= S. M. Mehdi =

Urdu scholar & Theatre Writer

S.M. Mehdi (c. 1921 – January 2015) was an Indian Urdu playwright, journalist, Marxist thinker, and cultural commentator. Known for his experimental theatre and politically engaged writing, Mehdi was a significant figure in post-independence progressive Urdu literature. His works reflect themes of identity, social justice, and literary history, often blending Brechtian technique with classical Indo-Islamic storytelling traditions.

==Early life==
Born in Barabanki zamindar (landlord) family, Mehdi completed his early education in Mustafabad, Bhopal. Mehdi was a student leader in Kanpur for BA and Lucknow for MA and actively involved with the Communist party. He later studied law and political science in Lucknow, where he became involved in student activism and aligned with leftist and communist ideologies.

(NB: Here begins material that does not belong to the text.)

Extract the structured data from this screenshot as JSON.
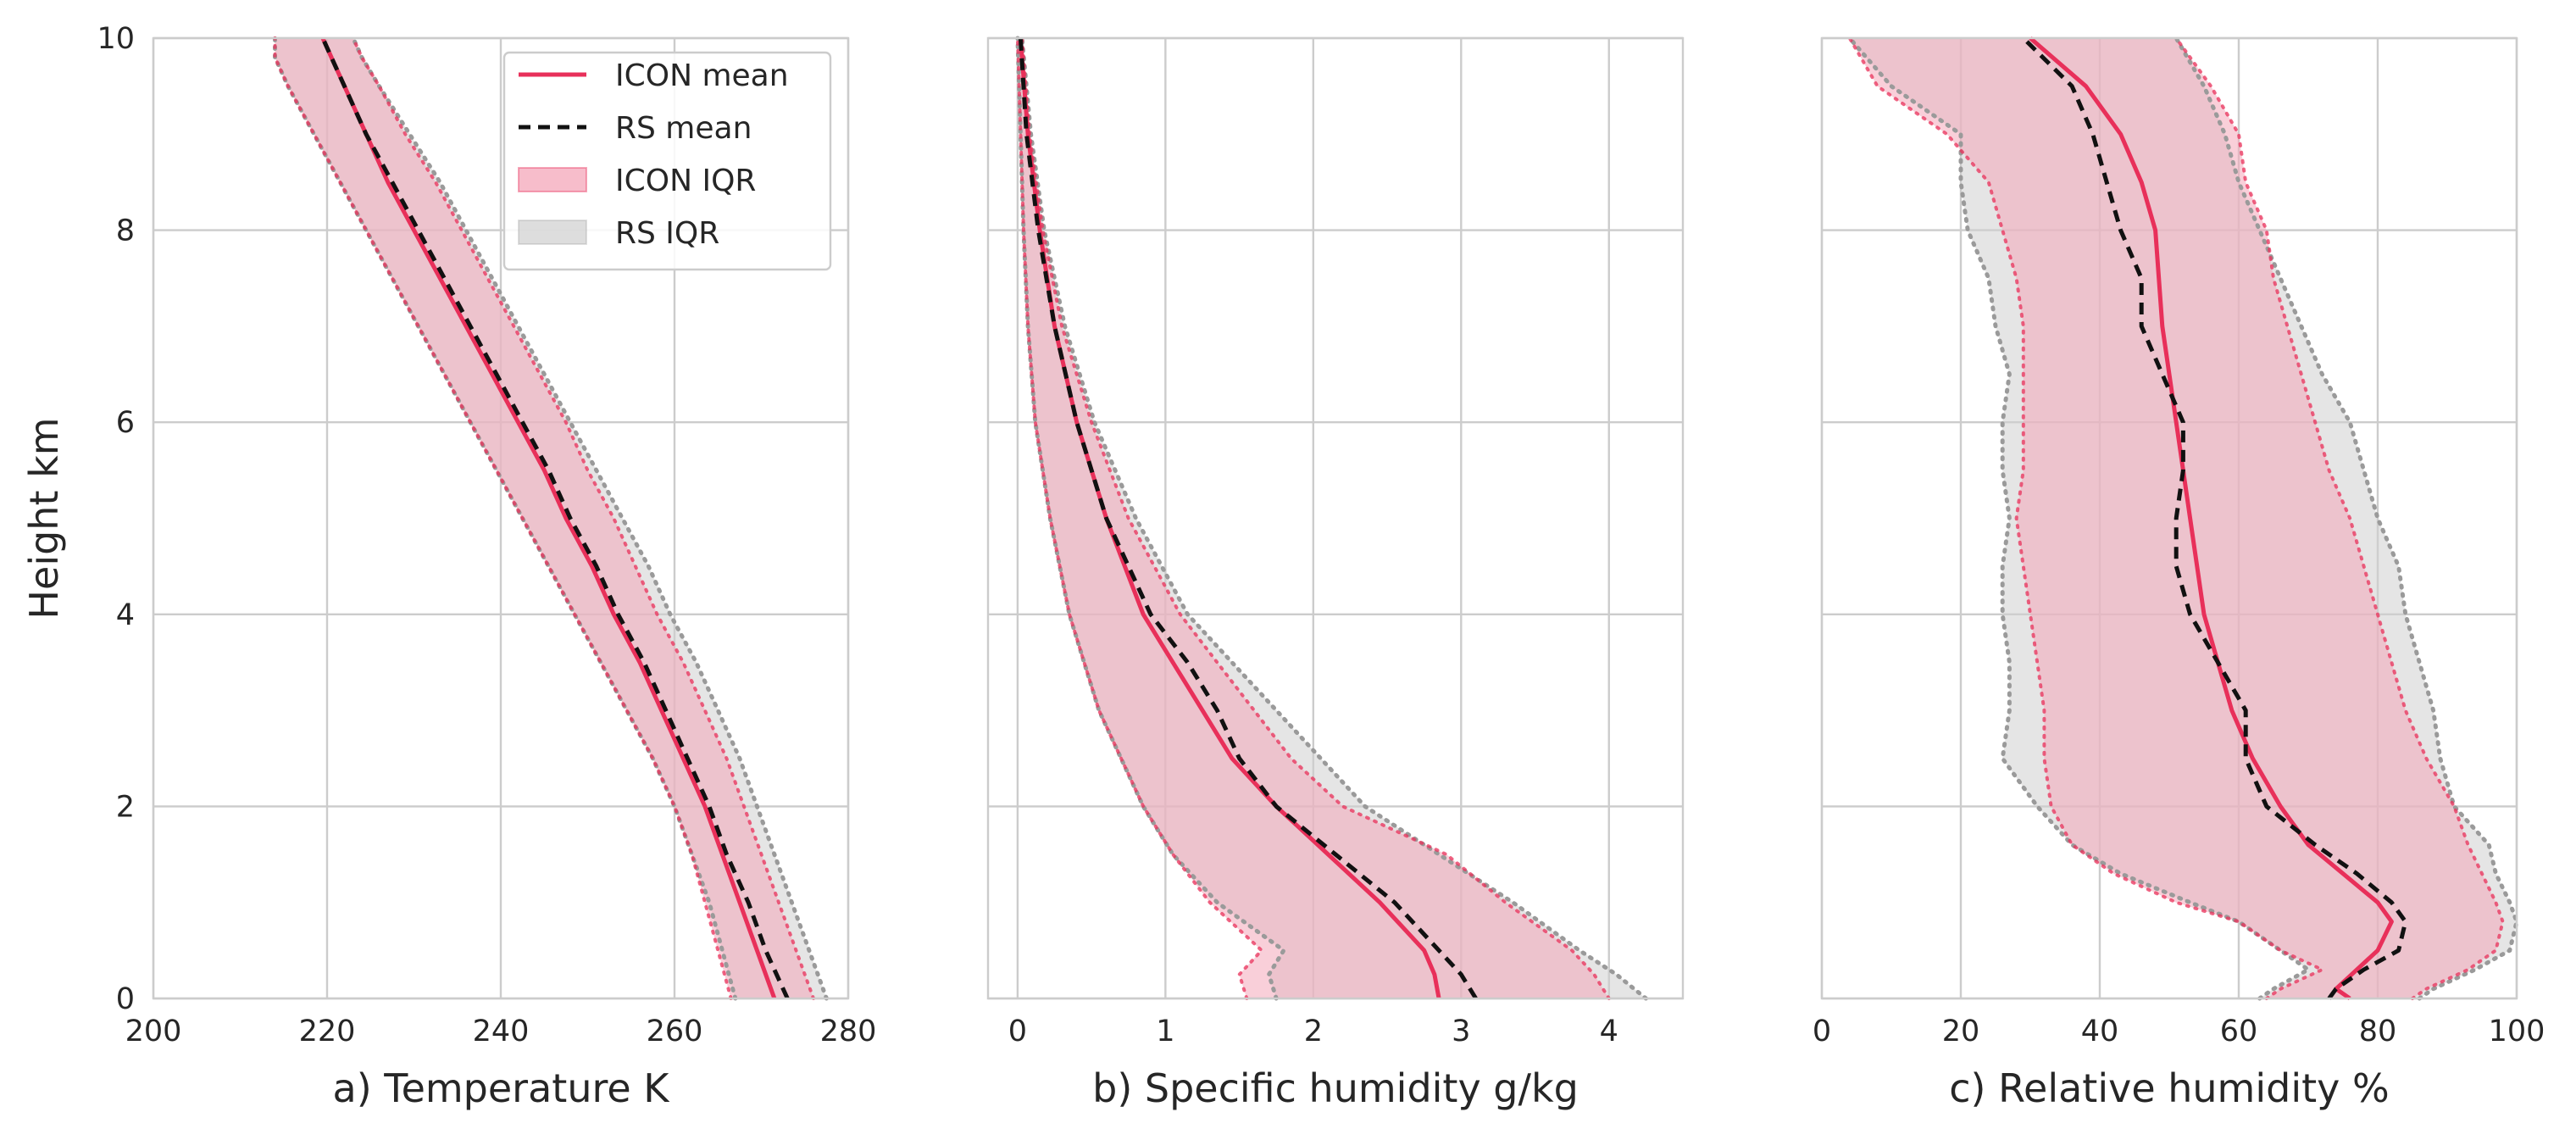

He worked with the Urdu cell of the Communist party in Mumbai alongside Sajjad Zaheer, and was for his belief in the "fellowship of man".
This is where he got involved in IPTA & met some great minds in writing, poetry.

Mehdi also worked for two decades as Urdu correspondent for the Soviet Embassy in Delhi from the 1960s until 1990.

He was married to Zahra Begum who preceded him in death by a few weeks. Their granddaughter Taran is an active documentary maker.

==Literary and artistic contributions==
Mehdi wrote numerous plays and translated dramas into Urdu. He was a prolific writer for television, including shows focusing on India's composite culture. Mehdi was also a scholar of the Urdu poets Ghalib and Iqbal. He was later associated with the Indian People's Theatre Association (IPTA).

His works include Chand Tasviren, Chand Khutut (A Few Pictures, A Few Letters), Maamujaan ki Diary (DD Television show).

Mehdi's work drew inspiration from various traditions, including Brechtian theatre and the oral narrative styles of Tulsidas and Mir Babar Ali Anis.

Mehdi was a contemporary of the poet Kaifi Azmi, and is mentioned in relation to his grandchildren who shared memories of him and his home.
Together they published weeklies Mahaz and Tahrik around the Independence Era from Mumbai (then Bombay).

==Later life==
Mehdi died in Aligarh in January 2015 at the age of 94 in his sleep. His work, including his plays, translations, and writings, remains largely uncollected.